UPDATE: Water Ban Lifted in Texas City

By Yessenia Funes Dec 16, 2016

Update, December 19, 2:41 p.m. ET:

Corpus Christi Mayor Dan McQueen told residents yesterday (December 18) that they can resume using tap water for drinking, cooking and other household needs after EPA test results showed no further contamination following last week’s chemical leak.

Their are unconfirmed reports of at least four people facing undisclosed symptoms related to the water contamination. The EPA and Texas Commission on Environmental Quality will continue to collect and test water samples over the next several days, and The Associated Press reports that the federal agency will begin an in-depth investigation and "take appropriate action."


Today (December 16) marks day three of drinking water contamination in Corpus Christi, Texas, a largely Latinx city of 324,000.

City officials identified the chemical yesterday (December 15) as Indulin AA-86, an asphalt emulsifier, and estimate that anywhere between three to 24 gallons of the substance has entered the drinking water supply as a result of a “back-flow incident” in the industrial district. It can cause respiratory issues and serious eye damage when consumed. The city continues to investigate the situation, but the Corpus Christi Caller-Times reports that individual “dirty water” reports have been trickling in since December 1.

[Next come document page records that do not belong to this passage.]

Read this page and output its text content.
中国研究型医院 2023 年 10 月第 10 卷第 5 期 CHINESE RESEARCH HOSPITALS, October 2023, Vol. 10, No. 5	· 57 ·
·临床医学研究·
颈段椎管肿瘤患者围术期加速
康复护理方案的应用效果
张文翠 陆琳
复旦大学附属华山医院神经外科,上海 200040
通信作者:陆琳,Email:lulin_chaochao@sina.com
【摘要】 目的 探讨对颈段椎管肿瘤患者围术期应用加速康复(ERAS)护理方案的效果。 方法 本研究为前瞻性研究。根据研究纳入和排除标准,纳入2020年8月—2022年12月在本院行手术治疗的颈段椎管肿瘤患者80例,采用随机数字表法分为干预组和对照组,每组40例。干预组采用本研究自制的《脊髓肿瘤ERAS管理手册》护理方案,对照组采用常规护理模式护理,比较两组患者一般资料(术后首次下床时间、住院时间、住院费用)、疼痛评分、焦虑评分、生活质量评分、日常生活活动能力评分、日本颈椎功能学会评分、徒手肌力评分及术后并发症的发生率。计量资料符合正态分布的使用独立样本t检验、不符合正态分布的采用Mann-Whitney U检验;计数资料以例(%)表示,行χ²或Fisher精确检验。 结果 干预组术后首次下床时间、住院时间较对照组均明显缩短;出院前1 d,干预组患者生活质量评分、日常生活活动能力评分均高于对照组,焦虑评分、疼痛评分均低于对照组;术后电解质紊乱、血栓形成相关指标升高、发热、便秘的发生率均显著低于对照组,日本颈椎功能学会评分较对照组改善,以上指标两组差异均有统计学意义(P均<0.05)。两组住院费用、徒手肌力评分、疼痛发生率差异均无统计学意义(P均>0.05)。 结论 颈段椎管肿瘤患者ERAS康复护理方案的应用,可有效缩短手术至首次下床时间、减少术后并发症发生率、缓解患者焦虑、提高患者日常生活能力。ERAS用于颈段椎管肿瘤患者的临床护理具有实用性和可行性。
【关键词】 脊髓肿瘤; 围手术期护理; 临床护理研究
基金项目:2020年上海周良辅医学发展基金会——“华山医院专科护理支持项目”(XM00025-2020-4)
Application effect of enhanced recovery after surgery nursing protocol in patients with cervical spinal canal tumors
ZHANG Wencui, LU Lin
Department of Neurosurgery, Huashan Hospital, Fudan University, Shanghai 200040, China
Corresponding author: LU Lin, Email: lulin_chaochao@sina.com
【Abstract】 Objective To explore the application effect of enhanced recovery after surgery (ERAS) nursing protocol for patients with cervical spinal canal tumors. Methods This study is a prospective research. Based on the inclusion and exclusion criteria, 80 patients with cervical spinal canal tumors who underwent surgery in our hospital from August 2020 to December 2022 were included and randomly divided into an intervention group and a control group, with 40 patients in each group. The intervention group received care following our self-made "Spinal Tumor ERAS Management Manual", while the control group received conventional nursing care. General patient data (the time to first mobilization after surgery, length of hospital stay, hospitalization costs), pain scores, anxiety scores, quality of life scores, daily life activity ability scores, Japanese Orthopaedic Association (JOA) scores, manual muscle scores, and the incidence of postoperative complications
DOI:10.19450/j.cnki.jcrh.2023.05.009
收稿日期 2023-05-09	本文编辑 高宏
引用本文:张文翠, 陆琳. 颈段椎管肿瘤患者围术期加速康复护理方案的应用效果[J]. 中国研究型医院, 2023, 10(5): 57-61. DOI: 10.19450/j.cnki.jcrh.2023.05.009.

The official water notice was released December 14, when the city urged residents to only use bottled water for drinking, cooking, bathing, washing and any household use. Filters don’t work, according to authorities. After the water advisory, residents rushed to grocery stores to purchase as much bottled water as they could, according to social media. However, the city spokesperson Kim Womack told CNN that donations have been pouring in with 100,000 cases on the way. "With that being said, none of it is in the city yet." 

Yesterday, free water distribution began in just two sites which carried 22 pallets of water each and offered one case of water per vehicle. So far, the city has notified three neighborhoods that they can resume use of their tap water: Flour Bluff, Padre Island and Calallen. Corpus Christi has become a tourist hub for fans of Tejana musician Selena Quintanilla, who grew up there. In May, the Chamber of Commerce was concerned that previous water issues would taint the city’s reputation and tourism industry, reported the Caller-Times.

The situation is reminiscent of the water crisis in Flint, Michigan, where leached lead contaminated the drinking water for the city’s almost 100,000 residents. The crisis first started with a series of boil water advisories and warnings. More than two years after that first boil water advisory, residents still rely on filtered or bottled water.